Is there a resource crunch?
If funds are a problem then the Sports Ministry needs
to urgently dispel such misgivings. Niti Aayog would be too willing to help
given the initiative it had taken in April last year. NADA has of late
increased its manpower. More would be welcome.
Athletics has topped the Indian doping list in 2014
(29), 2016 (23) and 2017 (21), taking second place in 2015 (24) behind
weightlifting (56). Yet, athletics, with an out-of-competition tally of 229
samples was even behind boxing (270 OOC samples) in 2017 testing.

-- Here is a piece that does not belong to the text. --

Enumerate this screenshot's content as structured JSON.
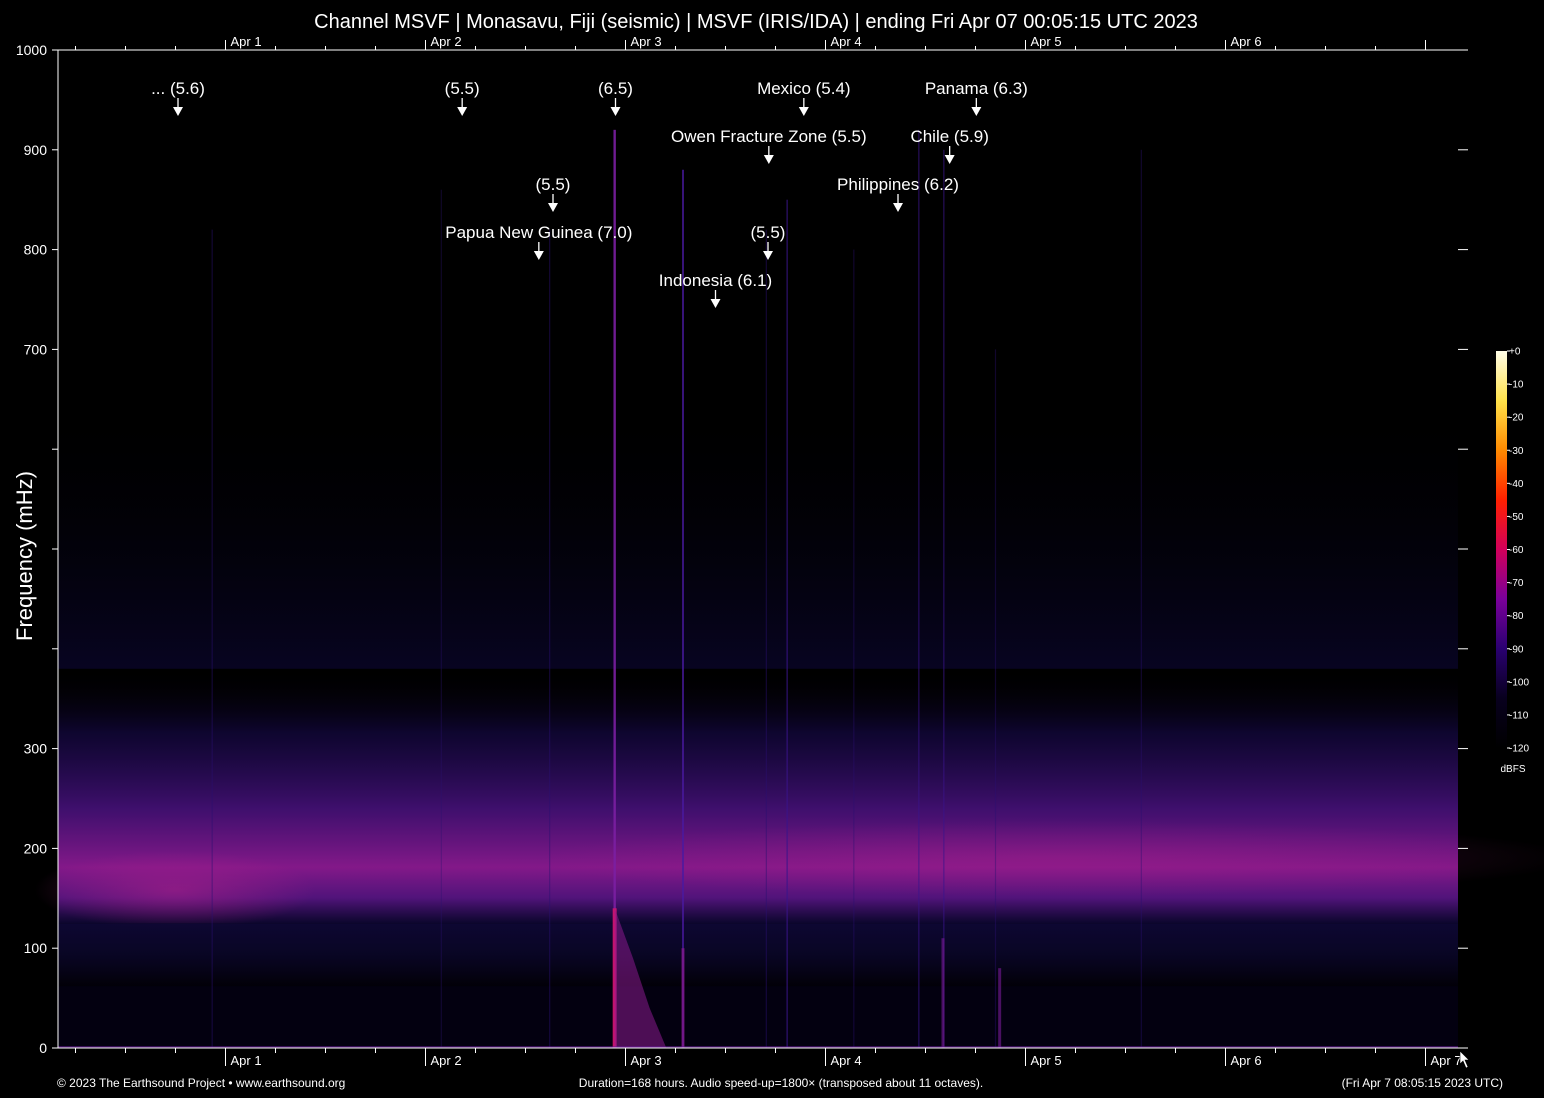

It is imperative that NADA concentrates on athletics
instead of on other sports, especially non-Olympic sports unless there is a
strategy to avoid athletics and beef up annual testing numbers through other
sports.
One ‘significant’ claim by the NADA official is about
more Isotope Ratio Mass Spectrometry (IRMS) tests having been employed in 2017 to
determine variations in markers of steroid profiles. “We have increased the
number of tests to 79 for markers of steroid profile which enhanced the
detection rate to 6 per cent in these cases. The corresponding global detection
rate is only 3 per cent,” the official has been quoted.
The
truth is, the percentage was 44 (no less!), in 2016 in NADA testing, 11
positive cases out of 25 samples including nine out of 16 in ‘in-competition’
tests.
As
for other NADOs in 2017 IRMS testing for markers for steroid profiling,
Australia had five out of 71 samples (7%), France 10 out of 113 (9%), NADO
Flanders (Belgium) four out of 55 (13%), Iran seven of 54 (13%), Chile four of
40 (10%) and Ukraine four of 12 (33%), among others.
Indian
athletics churns out world-class results in the run-up to big championships every other year. Unless these are repeated or bettered or athletes come close to their best at
home in Olympics or World Championships, Indian athletics will continue to lose
credibility. NADA needs to contribute towards arresting this trend. “Quality
testing” is fine as long as it is directed towards “quality’ which cannot come
from departmental meets or under-19 tournaments. To begin with, NADA can devote
their energy towards athletes in its RTP (shockingly brought down from 64 to
25 in May this year). Test them about six to eight times a year out of
competition. Of course, most of them would be abroad when NADA starts looking
for them! Can’t NADA test them in countries like Poland, Finland and Bhutan?